New NIV I-129 Petition Form Must be Used after Feb. 24: USCIS recently released a new Form I-129, Petitioner for a Nonimmigrant Worker, containing an edition date of 10/23/14. USCIS currently accepts I-129 forms with the new 10/23/14 edition date — as well as editions dated 10/07/11, 01/19/11, and 11/23/10 — until May 1, 2015. However, after May 1st, USCIS will only accept the 10/23/14 edition.
California Driver’s Licenses for Undocumented Immigrants: Beginning January 1, undocumented immigrants will be able to apply for California driver’s licenses, thanks to AB60, which Governor Brown signed into law in 2013. This AB60 driver’s license will have a visible distinguishing feature and will subject cardholders to certain federal limits, such as entering restricted federal facilities. Further information is available on California’s DMV site.
DNA Evidence Not to Be Afforded Evidentiary Weight to Sibling to Sibling Relationships: A policy memo stating that because probability standards for sibling-to-sibling DNA test results have not been established, USCIS may not afford evidentiary weight to sibling-to-sibling DNA test results. USCIS will, however, continue to rely on DNA testing results between parents and children.
USCIS Approves 10,000 U Visas for Sixth Straight Fiscal Year: USCIS has approved the statutory maximum of 10,000 petitions for U-1 nonimmigrant status for FY2015. The agency announced that it will continue to review pending petitions for eligibility and notify eligible individuals that they are on a waiting list. USCIS will resume issuing U visas on Oct. 1, 2015. U visas are available for victims of certain qualifying crimes who have suffered substantial mental or physical abuse and are willing to help law enforcement authorities investigate or prosecute those crimes.

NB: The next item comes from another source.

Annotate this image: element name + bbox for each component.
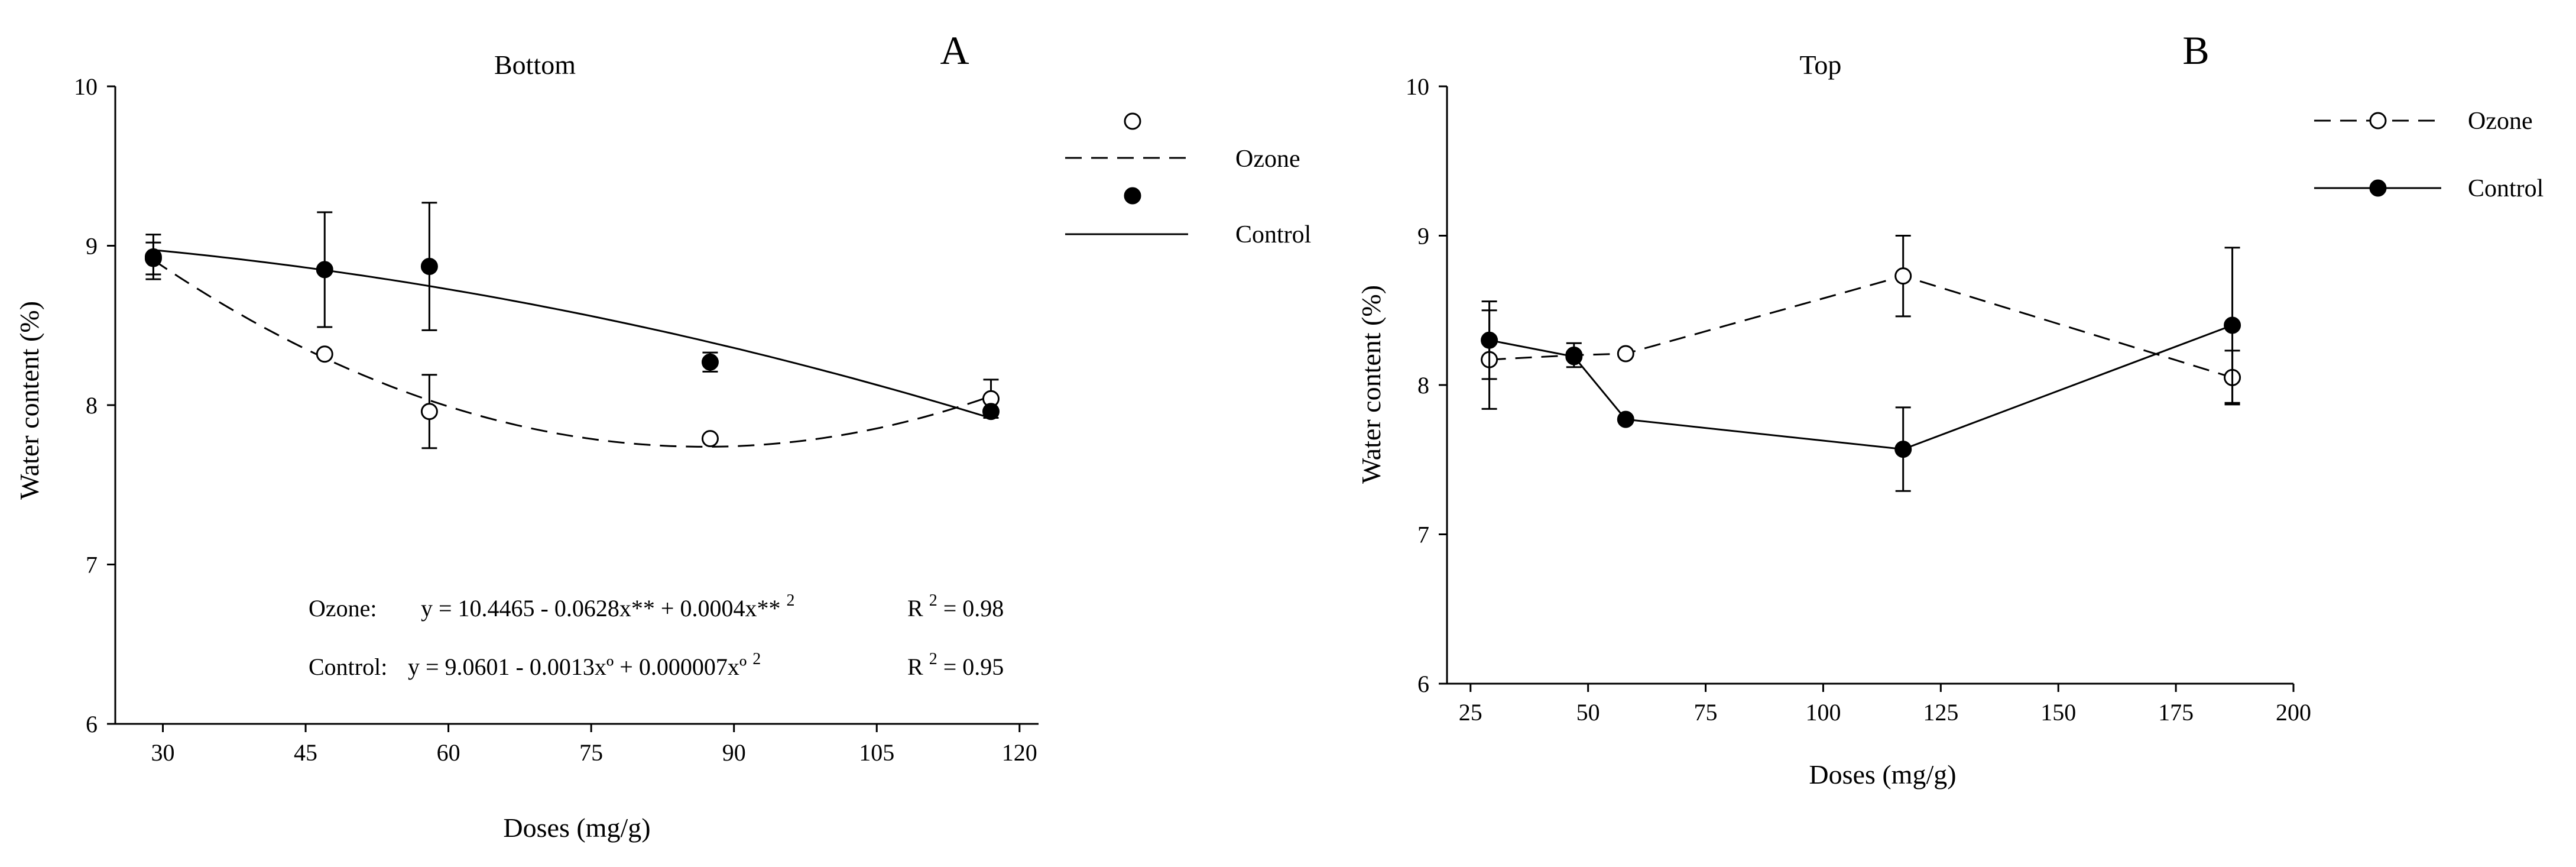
panel-b-ozone-point: [1617, 345, 1634, 363]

As of November 12, the National Visa Center (NVC) stopped collecting original civil documents (birth certificates, marriage certificates, police clearances, etc.) as part of the immigrant visa (IV) application process. Rather, IV applicants will now be instructed to bring their original documents with them to their interview. This will be a huge relief for foreign nationals who worry about parting with often hard-to-obtain original documents. The NVC hopes that this will make the application process more efficient and reduce waiting times. We hope so too!